As for the narrative structure… It’s complicated enough to tell three story arcs at once, but time is fluid here, and we jump forward and backwards within those arcs, as well as jumping from arc to arc, seemingly at random. Baccano! isn’t restrained from going further afield as well, hopping forward a few decades, and spending an entire episode back in the 18th Century as well. That single episode is no simple narrative either, as that story starts in the middle, goes back to the beginning and back and forth several times in its own twenty-minute runtime. It’s a whirlwind of information and events that you have to put together for yourself, but it is a remarkably rewarding experience, and the replay value of this set is infinite. There’s something new to appreciate every time you watch it. It’s so easy to get this sort of approach wrong, but Baccano! gets it absolutely flawless.
I just saw the television run of Baccano! originally, and this set has the three bonus episodes that were released straight to disc in Japan. The first time I saw them on DVD, I was curious to see where the story would go after being wrapped up in the first thirteen. It turns out that it wasn’t as wrapped up as I thought, as there were still plenty of loose ends to tie up. The back and forth of their earlier episodes is gone now, or rather much reduced, although there are still twists and turns and surprises. A little disappointing was the introduction of a new character, Graham Specter, who appears to be Ladd Russo redux, similarly verbose and psychopathic, and prone to swinging a skull-crushing wrench around with abandon. But it was worth it to see Chane and Rail Tracer’s story arcs resolved, to see more of Jacuzzi Splot and his gang, and of course more Isaac and Miria. Best of all is the ending, an ending that while not as punchy and memorable as the end of the television run, instead had me laughing out loudly and heartily at the appropriateness of it all.
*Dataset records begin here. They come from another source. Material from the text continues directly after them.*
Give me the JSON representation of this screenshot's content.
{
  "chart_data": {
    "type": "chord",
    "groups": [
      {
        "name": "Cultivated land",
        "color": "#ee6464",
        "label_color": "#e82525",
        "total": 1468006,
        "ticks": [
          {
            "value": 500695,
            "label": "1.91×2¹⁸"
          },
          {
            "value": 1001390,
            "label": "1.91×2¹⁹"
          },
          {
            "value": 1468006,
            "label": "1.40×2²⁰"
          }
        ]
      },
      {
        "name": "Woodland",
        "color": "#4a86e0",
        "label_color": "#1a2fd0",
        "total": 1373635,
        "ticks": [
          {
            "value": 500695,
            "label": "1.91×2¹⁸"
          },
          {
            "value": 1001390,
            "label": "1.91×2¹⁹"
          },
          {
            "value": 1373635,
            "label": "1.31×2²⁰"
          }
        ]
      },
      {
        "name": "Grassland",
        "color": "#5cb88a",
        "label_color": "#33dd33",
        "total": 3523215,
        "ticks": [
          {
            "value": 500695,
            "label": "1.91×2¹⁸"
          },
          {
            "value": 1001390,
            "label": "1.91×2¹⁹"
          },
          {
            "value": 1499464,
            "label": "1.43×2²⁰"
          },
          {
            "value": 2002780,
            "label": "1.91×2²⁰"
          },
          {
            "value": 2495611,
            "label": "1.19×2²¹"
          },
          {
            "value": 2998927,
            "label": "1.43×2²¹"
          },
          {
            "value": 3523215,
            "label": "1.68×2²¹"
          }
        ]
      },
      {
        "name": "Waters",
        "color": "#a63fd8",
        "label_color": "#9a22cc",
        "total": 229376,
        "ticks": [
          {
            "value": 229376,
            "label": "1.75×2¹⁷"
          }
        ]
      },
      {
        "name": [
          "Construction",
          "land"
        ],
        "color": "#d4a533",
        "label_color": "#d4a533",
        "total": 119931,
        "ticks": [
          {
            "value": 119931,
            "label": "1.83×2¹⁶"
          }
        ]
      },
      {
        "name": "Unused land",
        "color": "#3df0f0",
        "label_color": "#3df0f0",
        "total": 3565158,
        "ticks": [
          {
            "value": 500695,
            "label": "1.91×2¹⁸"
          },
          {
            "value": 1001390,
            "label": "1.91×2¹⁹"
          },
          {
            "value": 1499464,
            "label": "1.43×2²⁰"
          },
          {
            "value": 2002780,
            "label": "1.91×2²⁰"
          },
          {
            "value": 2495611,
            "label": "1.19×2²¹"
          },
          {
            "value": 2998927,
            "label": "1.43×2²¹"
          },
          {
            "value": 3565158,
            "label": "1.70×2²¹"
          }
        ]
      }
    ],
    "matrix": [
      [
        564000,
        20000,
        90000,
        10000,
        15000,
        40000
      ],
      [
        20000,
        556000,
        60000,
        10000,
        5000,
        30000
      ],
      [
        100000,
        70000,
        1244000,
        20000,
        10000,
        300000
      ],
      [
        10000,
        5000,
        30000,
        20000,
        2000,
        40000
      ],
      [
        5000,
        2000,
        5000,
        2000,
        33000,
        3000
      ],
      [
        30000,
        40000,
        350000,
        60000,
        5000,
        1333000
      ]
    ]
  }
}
There’s something about the Prohibition era of the US that is eternally appealing. It’s an era of the plucky urban hero against the monolithic government, the dubious romance of organised crime, and the fashion and style of the period. Apparently The Untouchables inspired Baccano’s creator, and it’s an example of cross-cultural fertilisation in that now Japan gives its own take on that era back to the US. The level of detail and authenticity makes this a rich and lush experience, although ‘Grando Central Terminal’ will haunt me for years. Baccano is one of those rare anime series that stand out from the crowd to a stunning degree. This isn’t just great anime, it’s great television as well.
I had thought that the DVD was good, but in this HD age, it really doesn’t stand up to scrutiny. Even in these financially straitened times, with George Osborne’s grubby fists picking our pockets, this is one title that you really should double dip on. The Aniplex Blu-rays are still available on import, and are Region AB compatible. They look and sound sublime, and you’ll never watch those DVDs again. And if you like this style of storytelling, this particular niche within a niche of anime, then watch out for the Durarara!! Blu-rays coming this Spring. That’s another show really worth double dipping on, especially given its underspecced DVD release a few years ago, and I for one have already pre-ordered.